The case presented is an example of the problems of information security management. This problem affects a substantial number of companies. In the case, SCM is facing a lawsuit because of failing to take responsibility in safeguarding its information security network. A partner company takes advantage of the interconnected security network belonging to SCM in launching an information security attack on Bullard Enterprizes.
In this case, there is a high possibility that SCM will be liable if the case is presented against it by Bullard Enterprizes. An argument in the case suggests that SMC failed to put in place sufficient mechanisms for controlling the use of the interconnection security network. Therefore, the company failed in its ethical responsibility as the owner of the security network.
SCM is not a direct party in the case in which it is implicated. However, the fact that the attack was launched by the security system belonging to the company makes the company a direct party. SCM will be required to settle the issue with its partner that launched the attack. This could perhaps take place after the verdict of the case presented by Bullard.
Ethical lapses occur when a company fails to exercise responsibility. This are practices which the company is mandated to guard. The securing of information systems is a strenuous task given the fact that there are many challenges associated with the management of security systems. The challenges are even extended when a company shares the security network with other companies (Johnson, Goetz & Pfleeger, 2009).
Basing on the given case, I believe that Stratified Custom Manufacturing had a low sense of responsibility in managing the vendor network which it shared with other business partners. According to the case, SCM had made strong recommendations guiding the use of the vendor network.
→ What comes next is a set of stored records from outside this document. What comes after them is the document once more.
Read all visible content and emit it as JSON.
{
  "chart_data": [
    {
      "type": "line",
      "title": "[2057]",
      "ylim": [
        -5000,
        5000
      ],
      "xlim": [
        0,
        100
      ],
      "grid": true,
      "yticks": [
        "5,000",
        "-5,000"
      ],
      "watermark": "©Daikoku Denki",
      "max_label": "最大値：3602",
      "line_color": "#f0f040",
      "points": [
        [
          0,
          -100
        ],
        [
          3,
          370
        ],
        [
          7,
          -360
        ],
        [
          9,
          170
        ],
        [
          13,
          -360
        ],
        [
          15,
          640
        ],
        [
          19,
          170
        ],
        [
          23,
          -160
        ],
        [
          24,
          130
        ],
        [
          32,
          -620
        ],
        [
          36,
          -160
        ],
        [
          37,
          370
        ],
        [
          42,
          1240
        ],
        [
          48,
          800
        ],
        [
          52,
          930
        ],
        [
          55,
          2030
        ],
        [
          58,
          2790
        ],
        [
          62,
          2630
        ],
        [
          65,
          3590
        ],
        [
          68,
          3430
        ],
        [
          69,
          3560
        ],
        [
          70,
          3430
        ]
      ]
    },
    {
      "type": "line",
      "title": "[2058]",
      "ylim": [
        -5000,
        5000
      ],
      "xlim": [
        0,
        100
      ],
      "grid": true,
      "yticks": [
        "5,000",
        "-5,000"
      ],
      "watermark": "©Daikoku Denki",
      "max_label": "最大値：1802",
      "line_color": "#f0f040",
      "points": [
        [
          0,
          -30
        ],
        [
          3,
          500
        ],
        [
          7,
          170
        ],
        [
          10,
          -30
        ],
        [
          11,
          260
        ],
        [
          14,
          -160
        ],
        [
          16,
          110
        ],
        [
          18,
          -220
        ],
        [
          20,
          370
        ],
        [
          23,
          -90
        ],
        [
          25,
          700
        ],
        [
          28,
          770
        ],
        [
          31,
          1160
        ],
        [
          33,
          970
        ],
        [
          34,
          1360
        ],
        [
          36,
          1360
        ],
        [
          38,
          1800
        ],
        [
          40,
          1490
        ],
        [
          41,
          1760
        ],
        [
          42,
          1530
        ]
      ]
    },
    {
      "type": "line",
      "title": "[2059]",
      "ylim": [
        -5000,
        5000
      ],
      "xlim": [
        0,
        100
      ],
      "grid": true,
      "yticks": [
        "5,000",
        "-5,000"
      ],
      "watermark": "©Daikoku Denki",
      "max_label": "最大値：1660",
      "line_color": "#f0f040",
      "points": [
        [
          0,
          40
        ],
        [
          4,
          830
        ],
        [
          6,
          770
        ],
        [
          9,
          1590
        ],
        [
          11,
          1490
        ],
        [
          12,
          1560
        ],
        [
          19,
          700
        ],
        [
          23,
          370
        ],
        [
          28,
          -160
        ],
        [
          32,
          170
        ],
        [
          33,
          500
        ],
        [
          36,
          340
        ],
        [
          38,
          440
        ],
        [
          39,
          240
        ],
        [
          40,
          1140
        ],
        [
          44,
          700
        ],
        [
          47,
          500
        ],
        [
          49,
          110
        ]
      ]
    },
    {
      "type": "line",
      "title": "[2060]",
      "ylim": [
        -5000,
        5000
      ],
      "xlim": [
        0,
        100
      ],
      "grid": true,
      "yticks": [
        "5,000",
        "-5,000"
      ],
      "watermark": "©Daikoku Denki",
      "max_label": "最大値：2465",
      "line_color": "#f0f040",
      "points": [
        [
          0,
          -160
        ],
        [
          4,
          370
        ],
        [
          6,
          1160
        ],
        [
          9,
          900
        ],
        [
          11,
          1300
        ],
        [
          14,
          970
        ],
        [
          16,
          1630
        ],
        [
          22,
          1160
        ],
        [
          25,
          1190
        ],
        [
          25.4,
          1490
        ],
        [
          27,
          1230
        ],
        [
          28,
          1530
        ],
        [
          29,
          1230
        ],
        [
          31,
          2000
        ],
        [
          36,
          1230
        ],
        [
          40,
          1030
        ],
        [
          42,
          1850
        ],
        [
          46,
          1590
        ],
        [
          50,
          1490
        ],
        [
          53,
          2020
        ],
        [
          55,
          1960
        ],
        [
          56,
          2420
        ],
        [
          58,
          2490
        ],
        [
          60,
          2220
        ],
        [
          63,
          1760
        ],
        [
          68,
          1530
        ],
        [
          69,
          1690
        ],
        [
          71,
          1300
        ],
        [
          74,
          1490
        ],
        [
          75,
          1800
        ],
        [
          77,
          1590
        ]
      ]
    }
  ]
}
The company did not give the recommendations a strong force. This would have helped in fostering discipline on other users of the network. Allowing other companies to use the vendor network is a desired practice which was meant to enhance the flow of information and business (Whitman & Mattord, 2011).
The company was supposed to give the recommendations a legal force which would have served as a caution to its partners who used the network. In this case, it is argued that there existed weak measures of enforcing the recommended practices of using the interconnection network.
This could thus be cited as one of the reasons why the company found itself in this situation. Its partners took advantage of the weak system of safeguarding the network to attack other companies. This is the reason why SCM is being sued by Bullard Enterprizes as its network was used for attacking Bullard (Whitman & Mattord, 2011).
Hyeun-Suk, Young & Cheong-Tag (2012), observed that information security management is a sensitive subject which is handled with a lot of care by companies. In the meeting between the Chief Information Officer of SCM and the Managing Director of the company, a lot of sensitive issues are expected to be discussed at length. The meeting is supposed to help in uncovering all information security concerns.
This resonates from the fact that the company risks losing because of a lapse in security information management. The meeting will first uncover the facts of the case facing the company. The two will discuss how to launch an internal investigation into the accusations made by Bullard Enterprizes. This is the basis on which the company can identify the facts about the security of the shared network.
The second thing, which is expected to feature in the meeting, is the possibility of developing quick measures to help in securing the interconnection network. This is part of a rapid response which seeks to seal the information security breach loopholes as the company handles the case facing it.
Available evidence points out that the company could be held responsible for the information security attack made on Bullard. Therefore, it is expected that the two will discuss the approaches to take in handling the case.
As mentioned earlier, information networks handle a lot of information hence they can be easily used for defamation by players in the competitive corporate sector. The SCM case is a superb example. SCM faces a possible prosecution due to poor management of its information security network.
Auditing of information security networks is a desired practice as it aids in rating the company’s information security system. As an Information Systems Auditor, I would help SCM in conducting practices which will help in preventing future risks that are associated with information security management.
I will help in identifying the possible leakages that are likely to exist in the use of the all the security systems of the company. I will achieve this by making strong recommendations after a thorough audit.
I will also help in researching and devising tools that will be used in monitoring the use of shared information security networks of the company. These tools will be used in detecting real breaches of recommended practices on the use of shared networks.
This will help in preventing cases such as the one presented by Bullard. Continued auditing of the security information systems is vital in this era where there is continued growth in technological invention and innovation (Hedström, Kolkowska, Karlsson & Allen, 2011).
References
Hyeun-Suk, R., Young, U. & Cheong-Tag, K. (2012). Unrealistic optimism on information security management. Computers & Security, 31(2), 221 – 232.
Hedström, K., Kolkowska, E., Karlsson, F. & Allen, J. P. (2011). Value conflicts for information security management. Journal of Strategic Information Systems, 20(4), 373-384.
Johnson, M. E, Goetz, E. & Pfleeger, S. L. (2009). Security through Information Risk Management, IEEE Security & Privacy Magazine, 7(3), 45-52.
Whitman, M., & Mattord, H. J. (2011). Readings and cases in information security: Law and ethics. Boston, MA: Course Technology, Cengage Learning.